Zoom out from databases and the "ground truth" gets even lighter. It might be a test suite. A contract. A set of known-good outputs. A reference implementation that's simple and slow but obviously correct. The thing you validate against doesn't need to be a production-grade system. It just needs to be trustworthy.

So no, you're not paying the generality tax twice. You're splitting what used to be one job (be correct AND be fast) into two, and handing them to systems that are each much better suited to their half. The general-purpose system gets simpler because it sheds the performance requirement. The synthesized system gets faster because it sheds the generality requirement. Both benefit.

This reframing matters if you're thinking about where to apply this pattern in your own stack. You don't need to build a full general-purpose system AND a synthesized one. You need correctness infrastructure (tests, contracts, reference implementations, oracles) and you need an agent that can generate specialized code that passes those checks. The first part is often something you should already have. The second part is what's newly possible.

## What to do with this

If you're building systems today, the practical takeaway isn't to go replace your database. It's three things:

First, start noticing the generality tax in your own stack. Every abstraction layer, every plugin system, every "supports any format" interface carries overhead for flexibility you may never use. That overhead used to be a permanent cost of doing business. It might not be, for much longer.

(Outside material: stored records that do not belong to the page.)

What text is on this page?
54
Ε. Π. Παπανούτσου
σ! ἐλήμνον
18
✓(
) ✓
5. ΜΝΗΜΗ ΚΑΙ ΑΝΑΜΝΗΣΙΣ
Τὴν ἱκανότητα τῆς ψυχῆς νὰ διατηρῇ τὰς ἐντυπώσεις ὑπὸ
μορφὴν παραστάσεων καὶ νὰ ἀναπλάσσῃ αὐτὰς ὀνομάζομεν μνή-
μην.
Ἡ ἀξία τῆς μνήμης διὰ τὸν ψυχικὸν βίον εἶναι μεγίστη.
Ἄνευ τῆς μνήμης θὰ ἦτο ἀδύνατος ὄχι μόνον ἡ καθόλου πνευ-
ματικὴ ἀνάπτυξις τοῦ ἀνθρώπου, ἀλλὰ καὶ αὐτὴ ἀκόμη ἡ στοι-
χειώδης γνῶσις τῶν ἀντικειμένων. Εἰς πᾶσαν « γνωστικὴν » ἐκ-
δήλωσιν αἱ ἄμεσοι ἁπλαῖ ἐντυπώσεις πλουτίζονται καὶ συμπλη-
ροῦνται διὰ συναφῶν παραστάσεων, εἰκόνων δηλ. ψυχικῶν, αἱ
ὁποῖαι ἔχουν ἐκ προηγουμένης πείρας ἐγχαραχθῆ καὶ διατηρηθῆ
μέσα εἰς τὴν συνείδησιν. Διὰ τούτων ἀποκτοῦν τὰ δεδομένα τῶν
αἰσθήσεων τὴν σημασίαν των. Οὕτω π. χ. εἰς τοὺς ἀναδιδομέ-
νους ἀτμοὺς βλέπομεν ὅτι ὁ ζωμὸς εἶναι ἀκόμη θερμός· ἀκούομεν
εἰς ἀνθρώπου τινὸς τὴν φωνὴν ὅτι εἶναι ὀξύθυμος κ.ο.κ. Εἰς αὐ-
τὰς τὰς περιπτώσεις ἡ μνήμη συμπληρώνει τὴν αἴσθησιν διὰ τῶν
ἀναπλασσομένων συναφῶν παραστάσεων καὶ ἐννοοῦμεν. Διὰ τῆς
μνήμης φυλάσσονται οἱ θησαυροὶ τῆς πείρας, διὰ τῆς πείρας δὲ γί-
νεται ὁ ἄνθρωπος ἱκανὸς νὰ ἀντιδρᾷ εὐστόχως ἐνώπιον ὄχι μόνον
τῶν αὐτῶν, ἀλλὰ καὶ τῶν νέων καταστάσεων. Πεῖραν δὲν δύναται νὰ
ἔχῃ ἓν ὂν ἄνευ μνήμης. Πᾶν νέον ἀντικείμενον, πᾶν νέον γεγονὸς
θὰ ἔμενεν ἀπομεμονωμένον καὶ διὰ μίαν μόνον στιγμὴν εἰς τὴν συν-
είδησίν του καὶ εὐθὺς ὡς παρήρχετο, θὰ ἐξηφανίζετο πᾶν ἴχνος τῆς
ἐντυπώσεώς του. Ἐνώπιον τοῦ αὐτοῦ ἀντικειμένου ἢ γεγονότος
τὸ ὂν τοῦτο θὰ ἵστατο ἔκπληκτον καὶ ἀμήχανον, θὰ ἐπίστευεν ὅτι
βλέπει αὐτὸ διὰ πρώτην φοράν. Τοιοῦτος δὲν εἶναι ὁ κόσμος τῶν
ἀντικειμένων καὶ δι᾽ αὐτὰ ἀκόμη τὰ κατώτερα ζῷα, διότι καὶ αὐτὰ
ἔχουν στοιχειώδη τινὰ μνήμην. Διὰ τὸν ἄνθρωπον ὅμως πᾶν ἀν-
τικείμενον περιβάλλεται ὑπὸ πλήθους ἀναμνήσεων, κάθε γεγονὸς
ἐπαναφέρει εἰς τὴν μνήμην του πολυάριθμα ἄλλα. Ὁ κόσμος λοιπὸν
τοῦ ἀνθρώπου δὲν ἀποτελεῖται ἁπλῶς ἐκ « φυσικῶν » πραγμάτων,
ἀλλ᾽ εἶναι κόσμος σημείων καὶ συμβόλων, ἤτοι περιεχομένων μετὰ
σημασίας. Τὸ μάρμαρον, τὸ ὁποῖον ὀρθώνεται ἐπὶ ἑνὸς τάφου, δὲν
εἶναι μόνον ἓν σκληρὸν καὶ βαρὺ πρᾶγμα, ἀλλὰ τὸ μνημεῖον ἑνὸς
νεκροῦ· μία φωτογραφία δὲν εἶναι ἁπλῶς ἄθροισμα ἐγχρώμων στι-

Second, invest in the feedback loop, not the first generation. GenDB's 163x improvement didn't come from a better initial prompt. It came from running the code and feeding runtime data back in. Whatever you're using agents for, build the instrumentation that lets them measure their own output and iterate.

Third, invest in correctness infrastructure. Not performance-optimized general-purpose systems, but the things that let you *know* an answer is right: test suites, reference implementations, contracts, assertions. If the synthesized approach pans out, the bottleneck won't be "can the agent generate fast code." It will be "can you verify that the fast code is correct." The teams that have strong correctness tooling will be the ones that can actually trust agent-generated systems. The ones that don't will be flying blind.